I have a focaccia recipe from my baking textbook, but I decided to add the thyme and the rosemary from my herb garden.
13.5 oz water
.5 oz yeast (dissolved in 1.5 oz water)
24 oz bread flour
.5 oz salt
1 oz olive oil
Rosemary, Thyme, and 1/2 cup grape tomatoes ( cut into halves)
Scale all the ingredients carefully and mix the yeast with 1.5 oz of warm water, allow to rest for 5 minutes in a warm area of the kitchen.
Turn oven on to preheat at 375 °F and oil a large square sheet pan (any size depending on how you like your focaccia)
Mix the salt & flour, then pour into the yeast mixture, add the oil. Mix with a spatula and slowly add the 13.5 oz of water. This is easier done in a mixer by slowly adding a pencil thin stream of water until the dough holds together, however, I love to play with dough and I prefer to knead it with my hands.

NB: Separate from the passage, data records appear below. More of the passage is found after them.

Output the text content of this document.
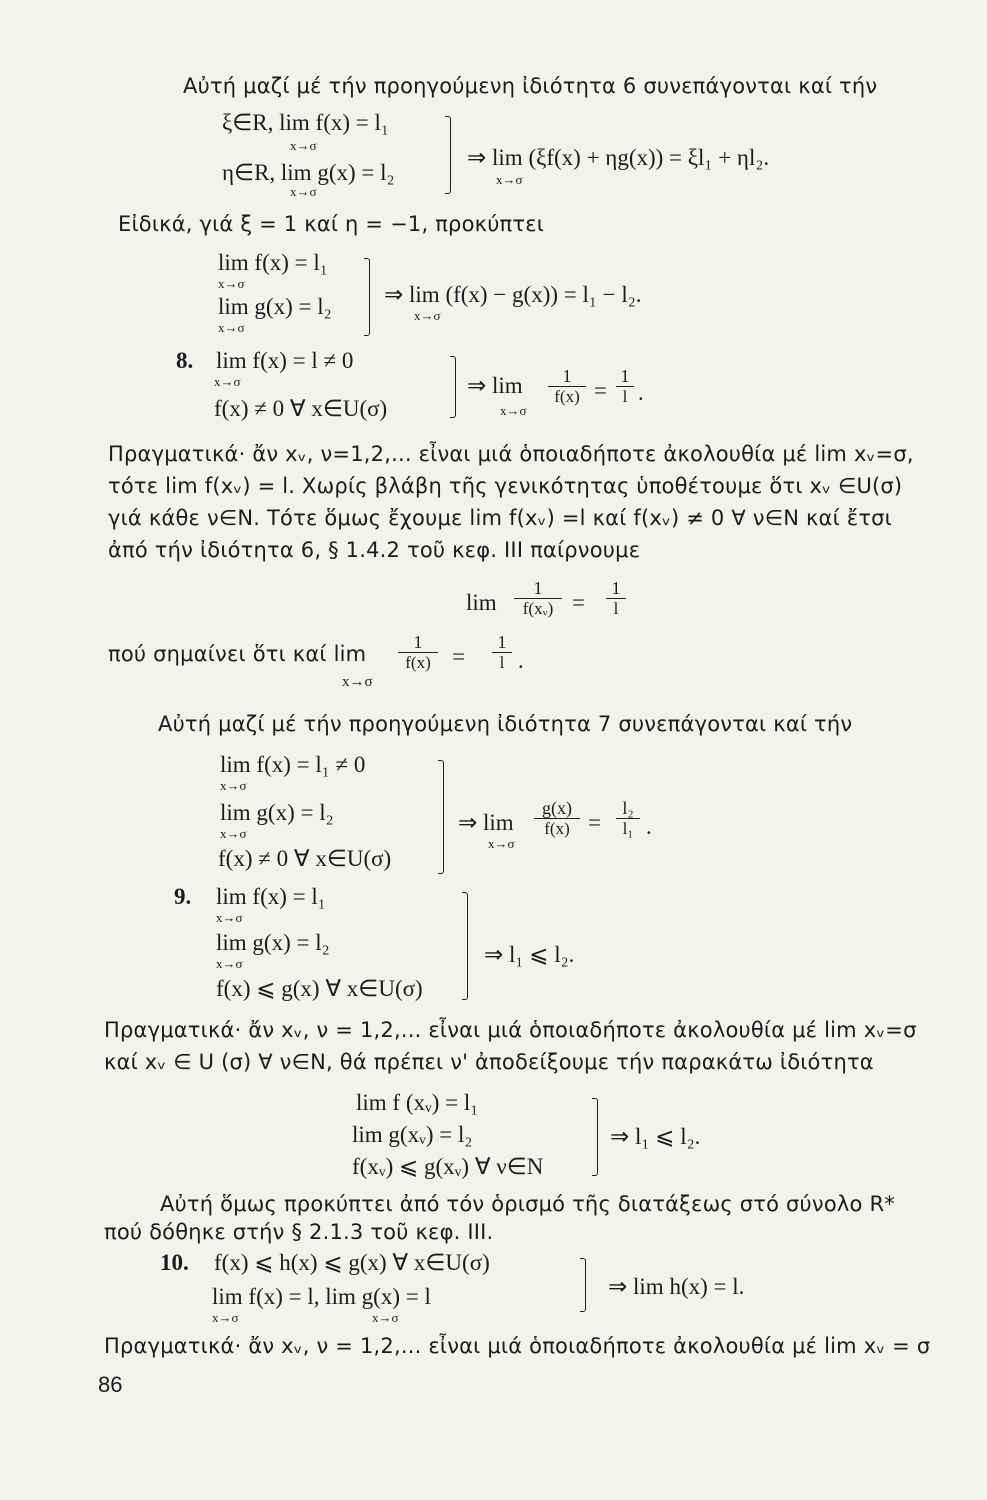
Αὐτή μαζί μέ τήν προηγούμενη ἰδιότητα 6 συνεπάγονται καί τήν
ξ∈R, lim f(x) = l₁
x→σ
η∈R, lim g(x) = l₂
x→σ
⇒ lim (ξf(x) + ηg(x)) = ξl₁ + ηl₂.
x→σ
Εἰδικά, γιά ξ = 1 καί η = −1, προκύπτει
lim f(x) = l₁
x→σ
lim g(x) = l₂
x→σ
⇒ lim (f(x) − g(x)) = l₁ − l₂.
x→σ
8. lim f(x) = l ≠ 0
x→σ
f(x) ≠ 0 ∀ x∈U(σ)
⇒ lim
x→σ
$\frac{1}{f(x)} = \frac{1}{l}$ .
Πραγματικά· ἄν xᵥ, ν=1,2,... εἶναι μιά ὁποιαδήποτε ἀκολουθία μέ lim xᵥ=σ,
τότε lim f(xᵥ) = l. Χωρίς βλάβη τῆς γενικότητας ὑποθέτουμε ὅτι xᵥ ∈U(σ)
γιά κάθε ν∈N. Τότε ὅμως ἔχουμε lim f(xᵥ) =l καί f(xᵥ) ≠ 0 ∀ ν∈N καί ἔτσι
ἀπό τήν ἰδιότητα 6, § 1.4.2 τοῦ κεφ. III παίρνουμε
$\lim \frac{1}{\text{f(xᵥ)}} = \frac{1}{l}$
πού σημαίνει ὅτι καί lim
x→σ
$\frac{1}{f(x)} = \frac{1}{l}$ .
Αὐτή μαζί μέ τήν προηγούμενη ἰδιότητα 7 συνεπάγονται καί τήν
lim f(x) = l₁ ≠ 0
x→σ
lim g(x) = l₂
x→σ
f(x) ≠ 0 ∀ x∈U(σ)
⇒ lim
x→σ
$\frac{g(x)}{f(x)} = \frac{\text{l₂}}{\text{l₁}}$ .
9. lim f(x) = l₁
x→σ
lim g(x) = l₂
x→σ
f(x) ⩽ g(x) ∀ x∈U(σ)
⇒ l₁ ⩽ l₂.
Πραγματικά· ἄν xᵥ, ν = 1,2,... εἶναι μιά ὁποιαδήποτε ἀκολουθία μέ lim xᵥ=σ
καί xᵥ ∈ U (σ) ∀ ν∈N, θά πρέπει ν' ἀποδείξουμε τήν παρακάτω ἰδιότητα
lim f (xᵥ) = l₁
lim g(xᵥ) = l₂
f(xᵥ) ⩽ g(xᵥ) ∀ ν∈N
⇒ l₁ ⩽ l₂.
Αὐτή ὅμως προκύπτει ἀπό τόν ὁρισμό τῆς διατάξεως στό σύνολο R*
πού δόθηκε στήν § 2.1.3 τοῦ κεφ. III.
10. f(x) ⩽ h(x) ⩽ g(x) ∀ x∈U(σ)
lim f(x) = l, lim g(x) = l
x→σ	x→σ
⇒ lim h(x) = l.
Πραγματικά· ἄν xᵥ, ν = 1,2,... εἶναι μιά ὁποιαδήποτε ἀκολουθία μέ lim xᵥ = σ
86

As soon as the dough begins to hold together, turn over onto a lightly dusted surface and knead by folding dough with the hands until you reach this firm dough consistency:
Allow to rise for about an hour or until it looks epic, like this:
When its reaches this size, pour dough onto dusted surface and take all edges and bring them to the center to form a ball. Take a rolling pin and roll out the dough to fit the sheet pan that you will be baking in. Brush with additional olive oil and sprinkle fresh herbs, then arrange grape tomato halves on the dough.
Bake until slightly golden.
When the focaccia is baked set it out to cool a bit. This bread has a crusty texture that will tasty amazing with soft goat cheese or grilled veggies. The grape tomatoes will be so juicy that it reminds me of a mini pizza when I eat it all by itself.